Cuando siente la llamada de la reproducción, entre los cinco y los quince años, los que viven en el Atlántico, al igual que las anguilas, se desplazan hasta el mar de los Sargazos. Los mediterráneos tienen otros lugares de concentración, más próximos a su habitat. Allí las hembras depositan los huevos, que son fecundados por los machos. En ese momento la preja, extenuada, muere de amor. Los huevecillos flotan y al cabo de un tiempo nacen las larvas, que al igual que las angulas, se llaman leptocéfalos, que en este caso llevan el calificativo "morrisii" en lugar de "brevirostris".

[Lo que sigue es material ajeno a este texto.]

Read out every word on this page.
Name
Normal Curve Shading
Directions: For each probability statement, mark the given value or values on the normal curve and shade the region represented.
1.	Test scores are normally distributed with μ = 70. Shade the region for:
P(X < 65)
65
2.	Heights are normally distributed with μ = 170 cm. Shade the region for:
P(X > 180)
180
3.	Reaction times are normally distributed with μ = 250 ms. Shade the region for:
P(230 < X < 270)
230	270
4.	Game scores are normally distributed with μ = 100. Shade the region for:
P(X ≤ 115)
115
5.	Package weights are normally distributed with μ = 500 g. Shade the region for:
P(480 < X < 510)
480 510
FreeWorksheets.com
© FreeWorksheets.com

Para guisar su blanca carne, hay que utilizar la  parte abierta (la cola tiene muchas espinas) cortada en rodajas. Dorar en una cazuela con aceite, unas patatas filetadas con los guisantes, poner encima el pescado, sazonado, regar con un poco de txakolí u otro vino blanco y mantenerlo al horno. Al poco rato estará listo para comer.